As down with queer theory as we all like to be in 2012, the idea of “constructed” identities is still a tricky one to handle sometimes. Since we most often talk about marginalized or minority identities being constructed ones, it can sometimes feel like you’re being told your identity — and therefore your struggles — aren’t real. But it’s important to remember that that’s not quite the case; the majority population is just as much a product of queer theory as anyone, even if they don’t necessarily care to know it. Hanne Blank, who has written a “provocative new history of heterosexuality” called Straight, reminds us in an interview with Salon that while straightness may be statistically “normal” in our time, it’s not historically “natural” — because a straight identity didn’t even exist until relatively recently in human history.

People who oppose equal rights for queers tend to equate the “history of heterosexuality” with “history” — straightness is the only thing there ever has been in the whole course of human events, until Stonewall when a bunch of gays had to ruin everything. But Blank explains that in point of fact, straightness has existed for exactly as long as homosexuality — because, like many dominant cultural identities (like whiteness, for instance), it was defined at the exact same time, in opposition to it. Blank writes than an Austro-Hungarian journalist first used both the words “homosexual” and “heterosexual” when writing about a law that would make same-sex relationships illegal, and his words were in fact meant to “suggest that there are these two categories in which human beings could be sexual, that they were not part of a hierarchy, that they were just two different flavors of the same thing.” According to Blank, it wasn’t until the Victorian era and its attending obsession with sexual purity and normativity that being “heterosexual” became a social necessity.
And the end result of the bizarro chain of events leading from Prussian legislative pushes to pamphlets on the dangers of homosexuality with some stops in Freudianism along the way is that we now have two words that are understood less as a way of explaining things “not part of a hierarchy” and more of an indelible fact defining your identity and relationships. Or as Blank puts it, “When you start operating on the principle that you indeed can divide people into sheep and goats, then there’s also the idea that you must divide people into sheep and goats and there are certain boundaries that cannot be crossed without reclassifying.” What if the words we use to describe and define ourselves are chosen just because they’re there? If our language hadn’t evolved to imply a binary of sexual orientation, is it possible that we would think of ourselves without having to refer to two different categories for a point of reference? Or without categories at all?

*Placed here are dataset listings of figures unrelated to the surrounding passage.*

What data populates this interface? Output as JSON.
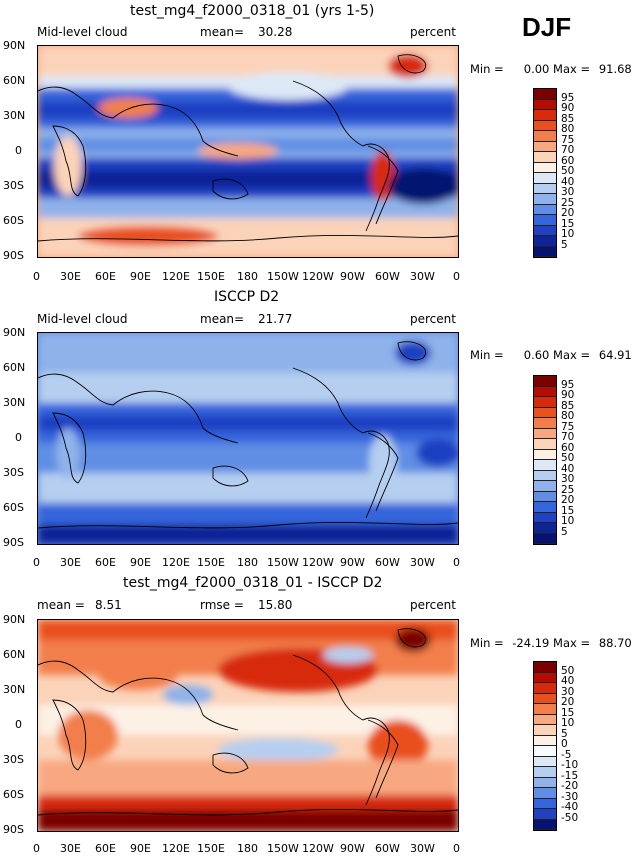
{
  "season": "DJF",
  "panels": [
    {
      "id": "model",
      "title": "test_mg4_f2000_0318_01 (yrs 1-5)",
      "left_label": "Mid-level cloud",
      "mean_label": "mean=",
      "mean_value": "30.28",
      "units": "percent",
      "min_label": "Min =",
      "min_value": "0.00",
      "max_label": "Max =",
      "max_value": "91.68",
      "colorbar_labels": [
        "95",
        "90",
        "85",
        "80",
        "75",
        "70",
        "60",
        "50",
        "40",
        "30",
        "25",
        "20",
        "15",
        "10",
        "5"
      ],
      "colorbar_colors": [
        "#7a0000",
        "#b40c00",
        "#d72a0b",
        "#e8501e",
        "#f27f4b",
        "#f8a880",
        "#fbd3b9",
        "#fdf1e6",
        "#dde8f7",
        "#b6cff0",
        "#8fb2ea",
        "#5f8ee4",
        "#3565db",
        "#1f41c2",
        "#0f2496",
        "#061370"
      ]
    },
    {
      "id": "obs",
      "title": "ISCCP D2",
      "left_label": "Mid-level cloud",
      "mean_label": "mean=",
      "mean_value": "21.77",
      "units": "percent",
      "min_label": "Min =",
      "min_value": "0.60",
      "max_label": "Max =",
      "max_value": "64.91",
      "colorbar_labels": [
        "95",
        "90",
        "85",
        "80",
        "75",
        "70",
        "60",
        "50",
        "40",
        "30",
        "25",
        "20",
        "15",
        "10",
        "5"
      ],
      "colorbar_colors": [
        "#7a0000",
        "#b40c00",
        "#d72a0b",
        "#e8501e",
        "#f27f4b",
        "#f8a880",
        "#fbd3b9",
        "#fdf1e6",
        "#dde8f7",
        "#b6cff0",
        "#8fb2ea",
        "#5f8ee4",
        "#3565db",
        "#1f41c2",
        "#0f2496",
        "#061370"
      ]
    },
    {
      "id": "diff",
      "title": "test_mg4_f2000_0318_01 - ISCCP D2",
      "mean_label": "mean =",
      "mean_value": "8.51",
      "rmse_label": "rmse =",
      "rmse_value": "15.80",
      "units": "percent",
      "min_label": "Min =",
      "min_value": "-24.19",
      "max_label": "Max =",
      "max_value": "88.70",
      "colorbar_labels": [
        "50",
        "40",
        "30",
        "20",
        "15",
        "10",
        "5",
        "0",
        "-5",
        "-10",
        "-15",
        "-20",
        "-30",
        "-40",
        "-50"
      ],
      "colorbar_colors": [
        "#7a0000",
        "#b40c00",
        "#d72a0b",
        "#e8501e",
        "#f27f4b",
        "#f8a880",
        "#fbd3b9",
        "#fdf1e6",
        "#f7fbff",
        "#dde8f7",
        "#b6cff0",
        "#8fb2ea",
        "#5f8ee4",
        "#3565db",
        "#1f41c2",
        "#061370"
      ]
    }
  ],
  "axes": {
    "lat_labels": [
      "90N",
      "60N",
      "30N",
      "0",
      "30S",
      "60S",
      "90S"
    ],
    "lon_labels": [
      "0",
      "30E",
      "60E",
      "90E",
      "120E",
      "150E",
      "180",
      "150W",
      "120W",
      "90W",
      "60W",
      "30W",
      "0"
    ]
  },
  "colors": {
    "deep_blue": "#061370",
    "mid_blue": "#3565db",
    "light_blue": "#b6cff0",
    "neutral": "#fdf1e6",
    "salmon": "#f8a880",
    "red": "#d72a0b",
    "dark_red": "#7a0000"
  }
}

Of course, when your identity informs much of your life and who you are, it’s not necessarily comforting to dismiss it as a quirk of history. But then again, Blank’s research doesn’t mean you have to, as Thomas Rogers brings up when interviewing her for Salon:
I’m quite attached to my identity as a gay man — and, to be honest, I would feel a little troubled having my category taken away from me.

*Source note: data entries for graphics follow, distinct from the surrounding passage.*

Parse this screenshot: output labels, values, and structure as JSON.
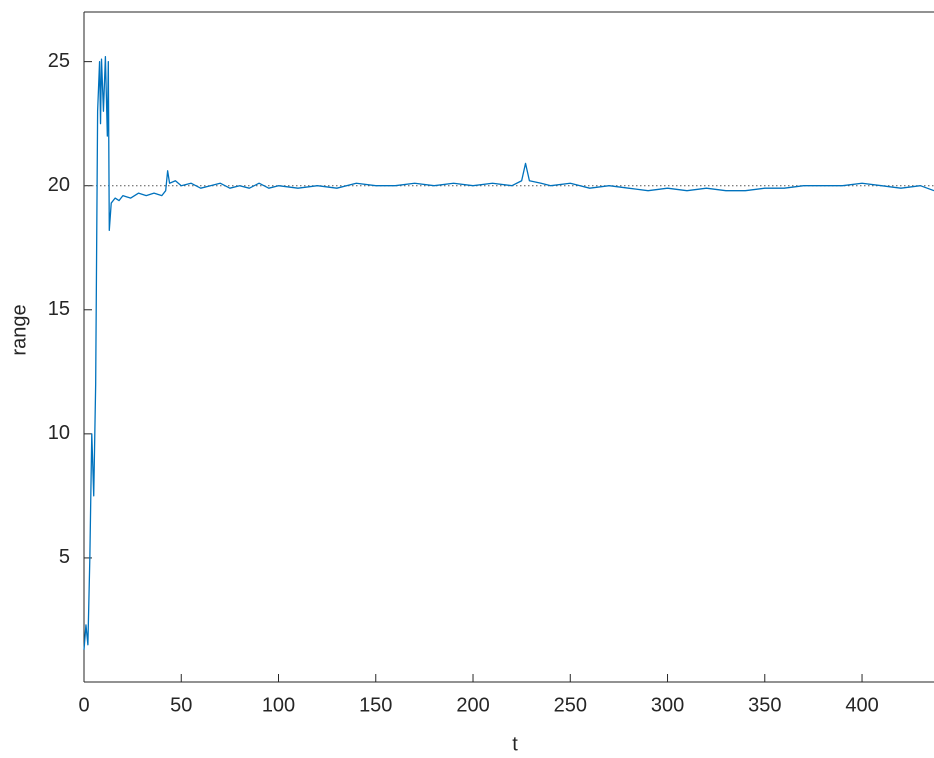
{
  "chart_data": {
    "type": "line",
    "x_label": "t",
    "y_label": "range",
    "xlim": [
      0,
      437
    ],
    "ylim": [
      0,
      27
    ],
    "xticks": [
      0,
      50,
      100,
      150,
      200,
      250,
      300,
      350,
      400
    ],
    "yticks": [
      5,
      10,
      15,
      20,
      25
    ],
    "grid": false,
    "series": [
      {
        "color": "#0072bd",
        "x": [
          0,
          1,
          2,
          3,
          4,
          5,
          6,
          7,
          8,
          8.5,
          9,
          10,
          11,
          12,
          12.5,
          13,
          14,
          16,
          18,
          20,
          24,
          28,
          32,
          36,
          40,
          42,
          43,
          44,
          47,
          50,
          55,
          60,
          65,
          70,
          75,
          80,
          85,
          90,
          95,
          100,
          110,
          120,
          130,
          140,
          150,
          160,
          170,
          180,
          190,
          200,
          210,
          220,
          225,
          227,
          229,
          235,
          240,
          250,
          260,
          270,
          280,
          290,
          300,
          310,
          320,
          330,
          340,
          350,
          360,
          370,
          380,
          390,
          400,
          410,
          420,
          430,
          437
        ],
        "values": [
          1.3,
          2.3,
          1.5,
          5,
          10,
          7.5,
          12,
          23,
          25,
          22.5,
          25.1,
          23,
          25.2,
          22,
          25,
          18.2,
          19.3,
          19.5,
          19.4,
          19.6,
          19.5,
          19.7,
          19.6,
          19.7,
          19.6,
          19.8,
          20.6,
          20.1,
          20.2,
          20.0,
          20.1,
          19.9,
          20.0,
          20.1,
          19.9,
          20.0,
          19.9,
          20.1,
          19.9,
          20.0,
          19.9,
          20.0,
          19.9,
          20.1,
          20.0,
          20.0,
          20.1,
          20.0,
          20.1,
          20.0,
          20.1,
          20.0,
          20.2,
          20.9,
          20.2,
          20.1,
          20.0,
          20.1,
          19.9,
          20.0,
          19.9,
          19.8,
          19.9,
          19.8,
          19.9,
          19.8,
          19.8,
          19.9,
          19.9,
          20.0,
          20.0,
          20.0,
          20.1,
          20.0,
          19.9,
          20.0,
          19.8
        ]
      },
      {
        "color": "#555555",
        "dash": "dotted",
        "x": [
          0,
          437
        ],
        "values": [
          20,
          20
        ]
      }
    ]
  }
}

See, that’s the thing, no one is going to take that away from you. No one can take that away from you. The only thing they can take away from you is the illusion that this is not something that is constructed. And that’s very, very different. Just because something is constructed as a social category, doesn’t mean that it’s not enormously meaningful. It doesn’t mean that we haven’t built a whole damn civilization on it. Doesn’t mean that we don’t live our daily lives on it, doesn’t mean that we don’t use it all the time every time we’re walking down the street. This is real. It’s stuff that has physical manifestations in the real world. But that does not mean that it is organic.
Or innate.
Or inevitable.
Acknowledging that our identities, even physical ones, are at least partially based in constructions doesn’t negate their authenticity or the realities of living with them — for instance, racial differences aren’t genetically based, but that doesn’t mean that racism is somehow less of a real problem. And when we call out the identity markers of the dominant culture as constructed as well, not just those of marginalized people, it puts us on a more equal footing. (The straight questionnaire comes to mind as an example of questioning the assumption that straightness is innate while queerness is an assumed, artificial or developed identity.) Blank argues that the construction of straightness also calls into question research on the biological basis of sexual orientation; the quest to identify a “gay chromosome” or hormonal level implies the existence of an identifiable control of a biologically straight person, which, if heterosexuality is an invented cultural construct, doesn’t necessarily exist.
All of this research that is purporting to look for physiological material differences between gay bodies and straight bodies: What are they comparing it to? Their assumption that they know magically what a heterosexual body is? When no one has actually established what that is. That’s bad science.